В Бангкоке, к своему удивлению, я обнаружил Митю Турсунова, который из-за травмы практически полностью пропустил 2015 год, но решил попробовать вернуться. С Митей был физиотерапевт, который время от времени стал помогать мне в плане массажа и ОФП. Так я познакомился с Йотсапхолом Проммоном, классным профессионалом и своим будущим другом, сыгравшим на заключительном этапе моей карьеры важную роль.
Условия на обоих турнирах в Бангкоке были вполне приемлемые. Корты прямо при гостинице, только жарища при высокой влажности, но мне, человеку привычному к такому климату, она была не страшна. Качество моей игры в конце карьеры позволяло побеждать на «челленджерах» за счет хорошего игрового мышления и тактического разнообразия.

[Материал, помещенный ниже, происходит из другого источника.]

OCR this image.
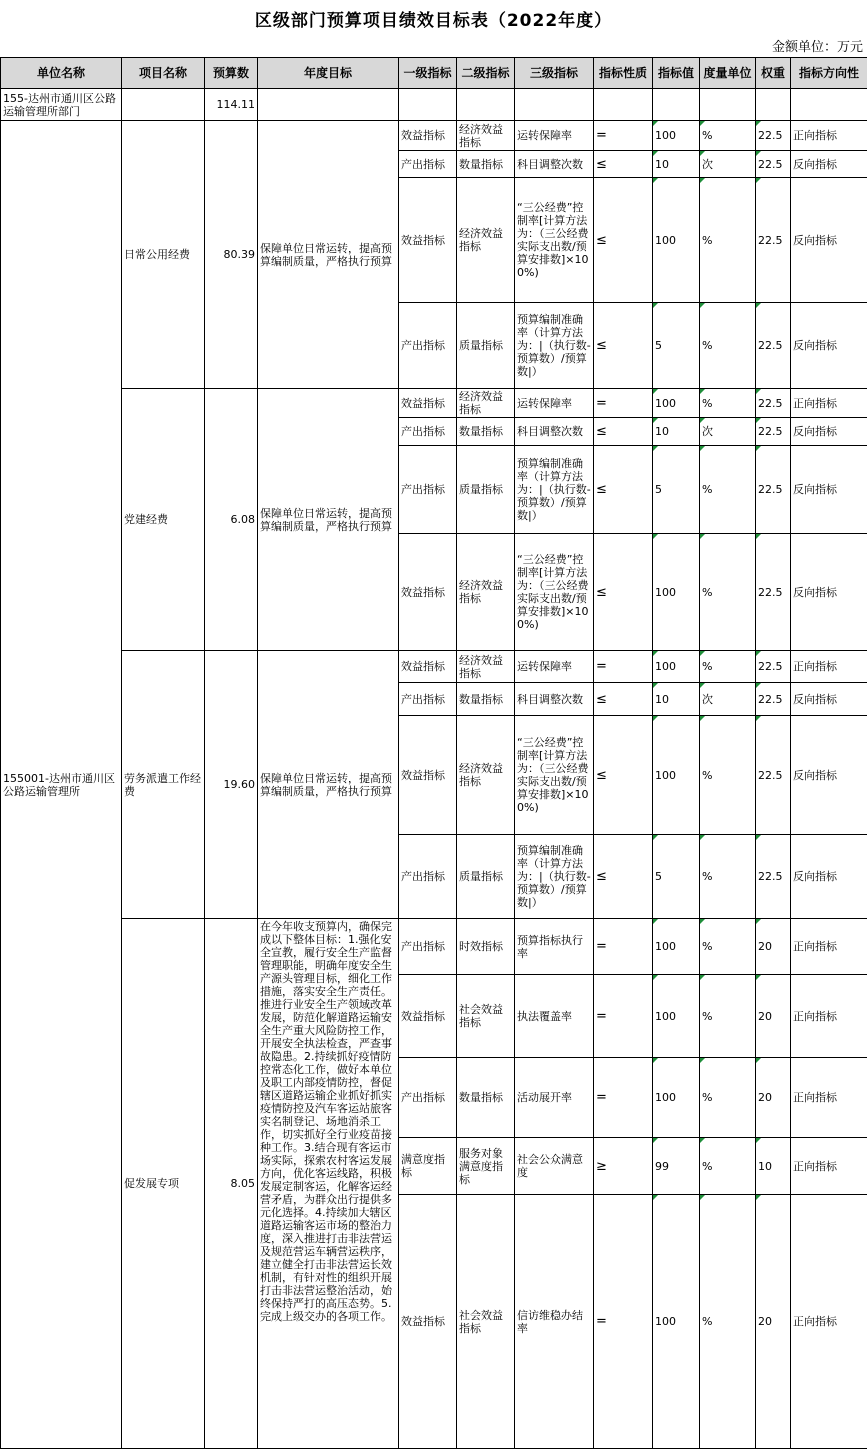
区级部门预算项目绩效目标表（2022年度）
金额单位：万元
单位名称	项目名称	预算数	年度目标	一级指标	二级指标	三级指标	指标性质	指标值	度量单位	权重	指标方向性
155-达州市通川区公路运输管理所部门		114.11									
155001-达州市通川区公路运输管理所	日常公用经费	80.39	保障单位日常运转，提高预算编制质量，严格执行预算	效益指标	经济效益指标	运转保障率	=	100	%	22.5	正向指标
				产出指标	数量指标	科目调整次数	≤	10	次	22.5	反向指标
				效益指标	经济效益指标	“三公经费”控制率[计算方法为：（三公经费实际支出数/预算安排数]×100%)	≤	100	%	22.5	反向指标
				产出指标	质量指标	预算编制准确率（计算方法为：|（执行数-预算数）/预算数|）	≤	5	%	22.5	反向指标
	党建经费	6.08	保障单位日常运转，提高预算编制质量，严格执行预算	效益指标	经济效益指标	运转保障率	=	100	%	22.5	正向指标
				产出指标	数量指标	科目调整次数	≤	10	次	22.5	反向指标
				产出指标	质量指标	预算编制准确率（计算方法为：|（执行数-预算数）/预算数|）	≤	5	%	22.5	反向指标
				效益指标	经济效益指标	“三公经费”控制率[计算方法为：（三公经费实际支出数/预算安排数]×100%)	≤	100	%	22.5	反向指标
	劳务派遣工作经费	19.60	保障单位日常运转，提高预算编制质量，严格执行预算	效益指标	经济效益指标	运转保障率	=	100	%	22.5	正向指标
				产出指标	数量指标	科目调整次数	≤	10	次	22.5	反向指标
				效益指标	经济效益指标	“三公经费”控制率[计算方法为：（三公经费实际支出数/预算安排数]×100%)	≤	100	%	22.5	反向指标
				产出指标	质量指标	预算编制准确率（计算方法为：|（执行数-预算数）/预算数|）	≤	5	%	22.5	反向指标
	促发展专项	8.05	在今年收支预算内，确保完成以下整体目标：1.强化安全宣教，履行安全生产监督管理职能，明确年度安全生产源头管理目标，细化工作措施，落实安全生产责任。推进行业安全生产领域改革发展，防范化解道路运输安全生产重大风险防控工作，开展安全执法检查，严查事故隐患。2.持续抓好疫情防控常态化工作，做好本单位及职工内部疫情防控，督促辖区道路运输企业抓好抓实疫情防控及汽车客运站旅客实名制登记、场地消杀工作，切实抓好全行业疫苗接种工作。3.结合现有客运市场实际，探索农村客运发展方向，优化客运线路，积极发展定制客运，化解客运经营矛盾，为群众出行提供多元化选择。4.持续加大辖区道路运输客运市场的整治力度，深入推进打击非法营运及规范营运车辆营运秩序，建立健全打击非法营运长效机制，有针对性的组织开展打击非法营运整治活动，始终保持严打的高压态势。5.完成上级交办的各项工作。	产出指标	时效指标	预算指标执行率	=	100	%	20	正向指标
				效益指标	社会效益指标	执法覆盖率	=	100	%	20	正向指标
				产出指标	数量指标	活动展开率	=	100	%	20	正向指标
				满意度指标	服务对象满意度指标	社会公众满意度	≥	99	%	10	正向指标
				效益指标	社会效益指标	信访维稳办结率	=	100	%	20	正向指标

Теннисисты, которые принимают участие в таких турнирах, отличаются от игроков уровня ATP Tour тем, что с трудом завершают сравнительно простые розыгрыши. Кроме того, они действуют по схеме, а в кошки-мышки играть не готовы, и о смене ритма у них речи не идет. Встречаются, конечно, и непростые соперники, но по ходу первого «челленджера» в Бангкоке я имел проблемы только в четвертьфинале против белоруса Егора Герасимова.

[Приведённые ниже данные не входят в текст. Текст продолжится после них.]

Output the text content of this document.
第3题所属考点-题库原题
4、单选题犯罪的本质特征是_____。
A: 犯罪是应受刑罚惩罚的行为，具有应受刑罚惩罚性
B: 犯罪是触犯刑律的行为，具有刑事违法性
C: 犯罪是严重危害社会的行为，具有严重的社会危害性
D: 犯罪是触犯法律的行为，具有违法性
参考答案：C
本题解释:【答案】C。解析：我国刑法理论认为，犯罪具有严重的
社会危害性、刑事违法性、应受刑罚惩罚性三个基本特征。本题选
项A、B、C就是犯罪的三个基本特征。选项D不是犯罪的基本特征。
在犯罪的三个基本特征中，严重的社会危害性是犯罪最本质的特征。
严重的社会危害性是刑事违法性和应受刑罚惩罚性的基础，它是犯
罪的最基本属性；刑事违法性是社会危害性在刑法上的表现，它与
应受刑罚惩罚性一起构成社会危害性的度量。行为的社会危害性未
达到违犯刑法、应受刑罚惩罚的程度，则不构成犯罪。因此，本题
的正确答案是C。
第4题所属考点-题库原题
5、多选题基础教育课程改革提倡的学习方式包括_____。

А второй турнир стал настоящим подарком. По срокам он попал на квалификацию Australian Open, и подавляющее большинство игроков из второй рейтинговой сотни улетели в Мельбурн. Во втором круге я легко обыграл девятнадцатилетнего Даню Медведева, стоявшего где-то в четвертой сотне. Мы тогда еще были очень плохо знакомы. На фоне остальных участников Даня выглядел неплохо. Но кто на тот момент мог представить себе, какой мастер из него получится?!
Вернувшись в первую сотню, я все равно решил попытать счастья еще и на Филиппинах, попросив слетать со мной в Манилу Проммона. Там «челленджер» проходил на тех же самых кортах, где я уже играл в 1998 году по юниорам. Окружающая обстановка, в отличие от меня, с тех пор мало изменилась. Из пяти матчей самым напряженным получился полуфинал против Лукаша Лацко. У меня уже накопилась усталость, но я каким-то чудом отыграл матчболы и победил. А финал против Марко Кьюдинелли сложился легче.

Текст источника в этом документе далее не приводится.